Receptive endometrial organoid exhibits the implantation window at the transcription and protein levels

(A) Principal component analysis (PCA) plot computed with differentially expressed genes in the bulk transcriptome of endometrial organoids belonging to the CTRL, SEC and WOI groups.

(B) Heatmap showing that enrichment of differentially expressed genes for the terms of extracellular matrix remodeling, hormone response, negative regulation of cell proliferation, monocarboxylic acid metabolism, lipid metabolism, cell adhesion, negative regulation of cell differentiation and RHO GTPase signaling. The color represents log-transformed fold change of gene expression.

(C) Responsiveness to progesterone and estrogen was evaluated by IF to PRA/B and OLFM4 with IF respectively. Scale bar = 40 μm, **P ≤ 0.005.

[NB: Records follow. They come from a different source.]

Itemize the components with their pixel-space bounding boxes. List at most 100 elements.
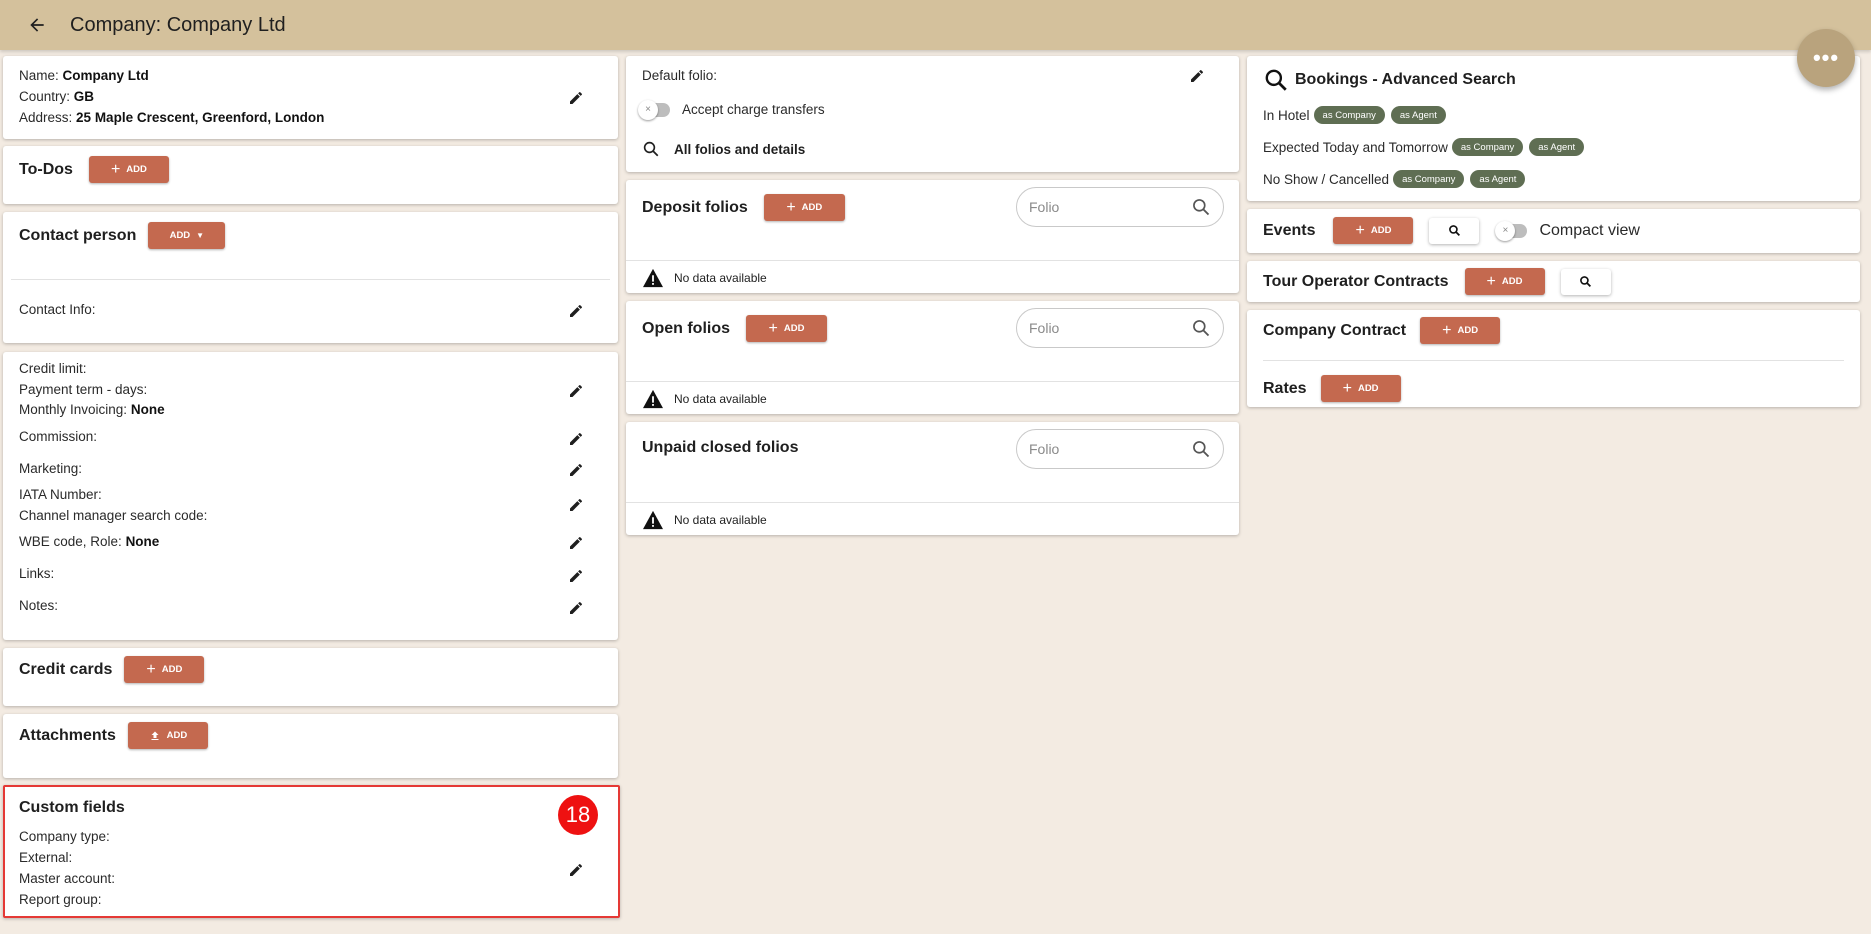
folio-search-placeholder: Folio xyxy=(1029,320,1060,336)
search-icon xyxy=(643,141,659,157)
company-contract-card: Company Contract + ADD Rates + ADD xyxy=(1247,310,1860,407)
toggle-off-icon: × xyxy=(638,99,658,120)
commission-label: Commission: xyxy=(19,429,98,444)
plus-icon: + xyxy=(1486,272,1496,290)
no-data-row: No data available xyxy=(642,510,767,530)
edit-commission-icon[interactable] xyxy=(568,431,584,447)
add-rate-button[interactable]: + ADD xyxy=(1320,375,1401,402)
as-agent-chip[interactable]: as Agent xyxy=(1470,170,1526,188)
add-credit-card-button[interactable]: + ADD xyxy=(124,656,205,683)
todos-card: To-Dos + ADD xyxy=(3,146,618,204)
edit-marketing-icon[interactable] xyxy=(568,462,584,478)
edit-notes-icon[interactable] xyxy=(568,600,584,616)
add-company-contract-button[interactable]: + ADD xyxy=(1420,317,1501,344)
divider xyxy=(1263,360,1844,361)
bookings-title: Bookings - Advanced Search xyxy=(1295,71,1516,88)
upload-attachment-button[interactable]: ADD xyxy=(127,722,208,749)
toggle-off-icon: × xyxy=(1495,220,1516,241)
open-folio-search[interactable]: Folio xyxy=(1016,308,1224,348)
upload-icon xyxy=(151,731,159,740)
iata-number-label: IATA Number: xyxy=(19,487,102,502)
search-icon[interactable] xyxy=(1191,197,1211,217)
add-label: ADD xyxy=(1370,225,1392,236)
all-folios-link[interactable]: All folios and details xyxy=(642,140,805,158)
add-tour-operator-contract-button[interactable]: + ADD xyxy=(1464,268,1545,295)
events-card: Events + ADD × Compact view xyxy=(1247,209,1860,253)
tour-operator-contracts-card: Tour Operator Contracts + ADD xyxy=(1247,261,1860,302)
edit-custom-fields-icon[interactable] xyxy=(568,862,584,878)
add-open-folio-button[interactable]: + ADD xyxy=(746,315,827,342)
add-label: ADD xyxy=(1357,383,1379,394)
search-icon[interactable] xyxy=(1191,439,1211,459)
add-label: ADD xyxy=(126,164,147,175)
plus-icon: + xyxy=(1342,379,1352,397)
accept-charge-transfers-label: Accept charge transfers xyxy=(682,102,825,117)
wbe-code-value: None xyxy=(125,534,160,549)
add-contact-button[interactable]: ADD ▼ xyxy=(148,222,226,249)
add-deposit-folio-button[interactable]: + ADD xyxy=(763,194,845,221)
divider xyxy=(626,381,1239,382)
company-info-card: Name: Company Ltd Country: GB Address: 2… xyxy=(3,56,618,139)
no-data-label: No data available xyxy=(674,513,767,527)
edit-iata-icon[interactable] xyxy=(568,497,584,513)
search-icon xyxy=(1580,276,1591,287)
credit-cards-card: Credit cards + ADD xyxy=(3,648,618,706)
divider xyxy=(626,260,1239,261)
bookings-advanced-search-link[interactable]: Bookings - Advanced Search xyxy=(1263,67,1516,93)
as-agent-chip[interactable]: as Agent xyxy=(1529,138,1585,156)
booking-row-expected: Expected Today and Tomorrow as Company a… xyxy=(1263,138,1585,156)
monthly-invoicing-row: Monthly Invoicing: None xyxy=(19,402,165,417)
add-todo-button[interactable]: + ADD xyxy=(88,156,169,183)
edit-credit-icon[interactable] xyxy=(568,383,584,399)
search-icon[interactable] xyxy=(1191,318,1211,338)
add-label: ADD xyxy=(783,323,805,334)
no-data-label: No data available xyxy=(674,392,767,406)
name-label: Name: xyxy=(19,68,59,83)
edit-default-folio-icon[interactable] xyxy=(1189,68,1205,84)
add-label: ADD xyxy=(161,664,183,675)
links-label: Links: xyxy=(19,566,55,581)
as-agent-chip[interactable]: as Agent xyxy=(1390,106,1446,124)
default-folio-label: Default folio: xyxy=(642,68,718,83)
todos-title: To-Dos xyxy=(19,160,73,178)
plus-icon: + xyxy=(110,160,121,178)
accept-charge-transfers-toggle[interactable]: × xyxy=(638,99,670,120)
step-badge: 18 xyxy=(558,795,598,835)
plus-icon: + xyxy=(1442,321,1452,339)
credit-cards-title: Credit cards xyxy=(19,660,113,678)
as-company-chip[interactable]: as Company xyxy=(1393,170,1465,188)
back-arrow-icon[interactable] xyxy=(24,12,50,38)
unpaid-folio-search[interactable]: Folio xyxy=(1016,429,1224,469)
warning-icon xyxy=(643,268,663,288)
payment-term-label: Payment term - days: xyxy=(19,382,148,397)
add-label: ADD xyxy=(1457,325,1479,336)
custom-fields-card: Custom fields 18 Company type: External:… xyxy=(3,785,620,918)
events-title: Events xyxy=(1263,221,1316,239)
edit-company-icon[interactable] xyxy=(568,90,584,106)
warning-icon xyxy=(643,389,663,409)
add-event-button[interactable]: + ADD xyxy=(1333,217,1414,244)
custom-fields-title: Custom fields xyxy=(19,799,125,816)
edit-contact-info-icon[interactable] xyxy=(568,303,584,319)
as-company-chip[interactable]: as Company xyxy=(1313,106,1385,124)
as-company-chip[interactable]: as Company xyxy=(1451,138,1524,156)
compact-view-toggle[interactable]: × xyxy=(1495,220,1528,241)
address-row: Address: 25 Maple Crescent, Greenford, L… xyxy=(19,110,324,125)
unpaid-closed-folios-card: Unpaid closed folios Folio No data avail… xyxy=(626,422,1239,535)
edit-wbe-icon[interactable] xyxy=(568,535,584,551)
all-folios-label: All folios and details xyxy=(674,141,806,157)
deposit-folio-search[interactable]: Folio xyxy=(1016,187,1224,227)
rates-title: Rates xyxy=(1263,379,1307,397)
plus-icon: + xyxy=(768,319,778,337)
more-options-button[interactable]: ••• xyxy=(1797,29,1855,87)
page-title: Company: Company Ltd xyxy=(70,13,286,36)
country-label: Country: xyxy=(19,89,71,104)
warning-icon xyxy=(643,510,663,530)
search-events-button[interactable] xyxy=(1429,217,1480,244)
edit-links-icon[interactable] xyxy=(568,568,584,584)
plus-icon: + xyxy=(1355,221,1365,239)
booking-row-label: In Hotel xyxy=(1263,107,1310,123)
top-bar: Company: Company Ltd xyxy=(0,0,1871,50)
add-label: ADD xyxy=(169,230,191,241)
search-tour-operator-button[interactable] xyxy=(1560,268,1611,295)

(D) Exhibition of implantation marker (FOXO1) and endometrial gland marker (FOXA2) through combination of organoid clearing, IF and light sheet microscopy. Nuclei were counterstained with DAPI. **P ≤ 0.005.

(E) PCA plot computed with differentially expressed proteins in the microproteomics of endometrial organoids belonging to the CTRL, SEC and WOI groups.

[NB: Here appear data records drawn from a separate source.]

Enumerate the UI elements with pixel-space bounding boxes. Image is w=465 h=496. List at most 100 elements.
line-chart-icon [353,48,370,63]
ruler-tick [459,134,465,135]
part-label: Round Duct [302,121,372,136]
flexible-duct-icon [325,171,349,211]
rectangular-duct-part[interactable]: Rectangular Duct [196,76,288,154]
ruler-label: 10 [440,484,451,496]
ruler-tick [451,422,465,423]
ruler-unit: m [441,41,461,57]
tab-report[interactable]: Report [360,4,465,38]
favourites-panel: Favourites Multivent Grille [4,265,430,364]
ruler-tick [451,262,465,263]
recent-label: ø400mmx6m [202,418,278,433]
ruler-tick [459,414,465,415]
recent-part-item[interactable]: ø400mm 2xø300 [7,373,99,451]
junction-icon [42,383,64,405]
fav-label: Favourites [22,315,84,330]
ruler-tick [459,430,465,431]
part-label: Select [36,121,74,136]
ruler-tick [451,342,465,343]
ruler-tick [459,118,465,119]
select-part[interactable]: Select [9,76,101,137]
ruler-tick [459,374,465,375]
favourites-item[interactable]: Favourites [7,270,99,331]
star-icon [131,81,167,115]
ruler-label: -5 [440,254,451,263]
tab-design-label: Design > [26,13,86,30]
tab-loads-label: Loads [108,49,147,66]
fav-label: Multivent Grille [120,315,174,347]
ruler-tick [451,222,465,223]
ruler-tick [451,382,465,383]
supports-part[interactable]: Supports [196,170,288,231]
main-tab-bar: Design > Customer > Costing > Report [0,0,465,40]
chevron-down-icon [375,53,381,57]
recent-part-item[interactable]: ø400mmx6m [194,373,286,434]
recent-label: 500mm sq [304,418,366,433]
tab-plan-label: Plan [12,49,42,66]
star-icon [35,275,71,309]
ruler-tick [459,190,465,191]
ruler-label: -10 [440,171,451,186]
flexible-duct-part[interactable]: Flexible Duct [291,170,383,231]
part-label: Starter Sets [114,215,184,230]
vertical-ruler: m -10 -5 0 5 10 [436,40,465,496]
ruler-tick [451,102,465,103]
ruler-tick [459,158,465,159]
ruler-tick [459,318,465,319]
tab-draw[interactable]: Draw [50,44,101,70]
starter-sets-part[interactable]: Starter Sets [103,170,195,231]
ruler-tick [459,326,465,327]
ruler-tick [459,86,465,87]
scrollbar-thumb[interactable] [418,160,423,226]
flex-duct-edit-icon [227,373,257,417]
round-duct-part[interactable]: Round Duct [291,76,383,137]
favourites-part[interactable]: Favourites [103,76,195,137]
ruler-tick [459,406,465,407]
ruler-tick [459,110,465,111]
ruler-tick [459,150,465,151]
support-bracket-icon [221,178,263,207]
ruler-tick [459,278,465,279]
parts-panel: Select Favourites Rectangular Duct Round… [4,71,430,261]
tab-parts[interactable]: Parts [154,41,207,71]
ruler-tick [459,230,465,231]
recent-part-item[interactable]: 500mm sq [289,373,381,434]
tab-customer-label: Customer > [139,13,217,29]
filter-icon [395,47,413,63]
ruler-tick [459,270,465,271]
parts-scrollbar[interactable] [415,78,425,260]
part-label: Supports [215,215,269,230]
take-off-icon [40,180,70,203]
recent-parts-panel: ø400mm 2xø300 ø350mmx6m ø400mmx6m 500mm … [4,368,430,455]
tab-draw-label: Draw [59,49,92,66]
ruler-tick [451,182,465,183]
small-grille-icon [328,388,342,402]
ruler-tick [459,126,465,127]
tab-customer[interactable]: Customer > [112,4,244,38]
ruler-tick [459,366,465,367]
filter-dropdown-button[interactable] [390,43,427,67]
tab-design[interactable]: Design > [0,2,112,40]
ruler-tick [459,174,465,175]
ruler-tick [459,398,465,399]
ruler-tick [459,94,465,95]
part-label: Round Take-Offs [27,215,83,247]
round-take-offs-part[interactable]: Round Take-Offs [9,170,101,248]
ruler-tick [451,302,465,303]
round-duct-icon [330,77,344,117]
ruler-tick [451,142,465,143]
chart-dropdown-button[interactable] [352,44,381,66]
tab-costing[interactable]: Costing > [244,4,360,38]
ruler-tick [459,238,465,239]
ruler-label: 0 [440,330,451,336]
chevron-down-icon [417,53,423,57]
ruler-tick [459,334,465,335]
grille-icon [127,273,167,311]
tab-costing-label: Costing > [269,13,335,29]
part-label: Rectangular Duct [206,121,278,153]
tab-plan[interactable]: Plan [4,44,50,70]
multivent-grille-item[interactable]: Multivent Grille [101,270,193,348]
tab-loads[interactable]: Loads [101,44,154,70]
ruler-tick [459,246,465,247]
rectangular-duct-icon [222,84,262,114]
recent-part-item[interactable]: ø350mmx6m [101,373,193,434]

(F) Dot bar diagram exhibiting protein expression levels related to cilia in the CTRL and WOI groups (left). Dot bar diagram displaying tubulin, integrin and PI3K-AKT pathway-related protein expression levels in the SEC and WOI groups (right).

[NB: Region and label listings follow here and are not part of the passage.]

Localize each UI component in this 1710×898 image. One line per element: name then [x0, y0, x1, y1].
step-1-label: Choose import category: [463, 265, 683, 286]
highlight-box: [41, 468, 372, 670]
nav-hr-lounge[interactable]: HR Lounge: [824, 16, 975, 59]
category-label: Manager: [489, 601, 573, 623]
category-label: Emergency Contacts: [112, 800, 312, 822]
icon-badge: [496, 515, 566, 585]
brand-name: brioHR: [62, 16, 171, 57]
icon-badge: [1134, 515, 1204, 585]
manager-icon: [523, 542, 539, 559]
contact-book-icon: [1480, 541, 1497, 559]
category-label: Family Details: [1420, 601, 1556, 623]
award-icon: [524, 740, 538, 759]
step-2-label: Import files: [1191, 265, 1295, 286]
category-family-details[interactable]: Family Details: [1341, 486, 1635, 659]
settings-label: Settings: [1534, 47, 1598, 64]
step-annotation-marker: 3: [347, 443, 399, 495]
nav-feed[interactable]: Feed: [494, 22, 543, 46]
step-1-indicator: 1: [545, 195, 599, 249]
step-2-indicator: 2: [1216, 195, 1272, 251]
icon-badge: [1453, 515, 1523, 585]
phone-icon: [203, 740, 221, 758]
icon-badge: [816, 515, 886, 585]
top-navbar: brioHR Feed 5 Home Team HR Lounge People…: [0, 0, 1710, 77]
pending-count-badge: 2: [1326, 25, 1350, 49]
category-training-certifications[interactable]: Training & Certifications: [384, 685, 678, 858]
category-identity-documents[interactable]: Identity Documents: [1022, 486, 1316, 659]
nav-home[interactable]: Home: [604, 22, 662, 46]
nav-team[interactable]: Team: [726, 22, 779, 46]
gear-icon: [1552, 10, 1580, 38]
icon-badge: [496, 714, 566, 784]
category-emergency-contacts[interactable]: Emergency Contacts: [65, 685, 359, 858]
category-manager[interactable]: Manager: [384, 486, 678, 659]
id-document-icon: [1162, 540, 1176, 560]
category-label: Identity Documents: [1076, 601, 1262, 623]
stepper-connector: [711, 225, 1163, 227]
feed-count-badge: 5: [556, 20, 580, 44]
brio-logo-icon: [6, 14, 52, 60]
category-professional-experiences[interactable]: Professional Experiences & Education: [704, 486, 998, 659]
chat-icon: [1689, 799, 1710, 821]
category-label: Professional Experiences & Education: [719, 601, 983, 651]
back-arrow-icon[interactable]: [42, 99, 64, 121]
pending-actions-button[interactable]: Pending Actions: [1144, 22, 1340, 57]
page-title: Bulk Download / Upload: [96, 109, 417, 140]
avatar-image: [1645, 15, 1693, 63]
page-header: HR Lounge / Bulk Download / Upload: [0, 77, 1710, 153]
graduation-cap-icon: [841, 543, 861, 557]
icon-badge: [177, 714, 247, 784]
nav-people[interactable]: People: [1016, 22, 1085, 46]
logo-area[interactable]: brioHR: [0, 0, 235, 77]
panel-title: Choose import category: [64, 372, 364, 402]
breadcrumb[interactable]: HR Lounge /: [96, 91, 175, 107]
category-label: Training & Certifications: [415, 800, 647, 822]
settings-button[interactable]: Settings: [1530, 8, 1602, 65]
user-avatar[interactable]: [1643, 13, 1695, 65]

(G) IF analysis of cilia assembly marked by acetyl-α-tubulin. Nuclei were counterstained with DAPI. The arrowhead indicates cilia. Scale bar = 50 μm. *P ≤ 0.05.

Receptive endometrial organoid exhibits the implantation window at single cell level

(A) Bar graph exhibiting various percentages of each cell type in the three groups.

(B) Gene set enrichment analysis (GSEA) between the SEC and WOI groups for the secretory epithelium.

(C-E) Pseudotime trajectory showing the transformation between proliferative and secretory epithelium (C), ciliated and unciliated epithelium (D), proliferative epithelium and EMT-derived stromal cells (E) in the CTRL, SEC and WOI groups. Arrows indicate the direction of the pseudotime trajectory.

(F-G) Dot plots demonstrating the Cellphone DB analysis of relevant receptors and ligands of ciliated epithelium (F) and EMT-derived stromal cells (G) with other cell types. The size of the dot represents the level of significance. The color of the dot indicates the mean of the average expression level of interacting molecule 1 in ciliated epithelium or EMT-derived stromal cells and molecule 2 in other cell types.

Schematic diagram displaying the establishment and validation of receptive endometrial organoids, and summarizing the characteristic biological events of implantation-window endometrium.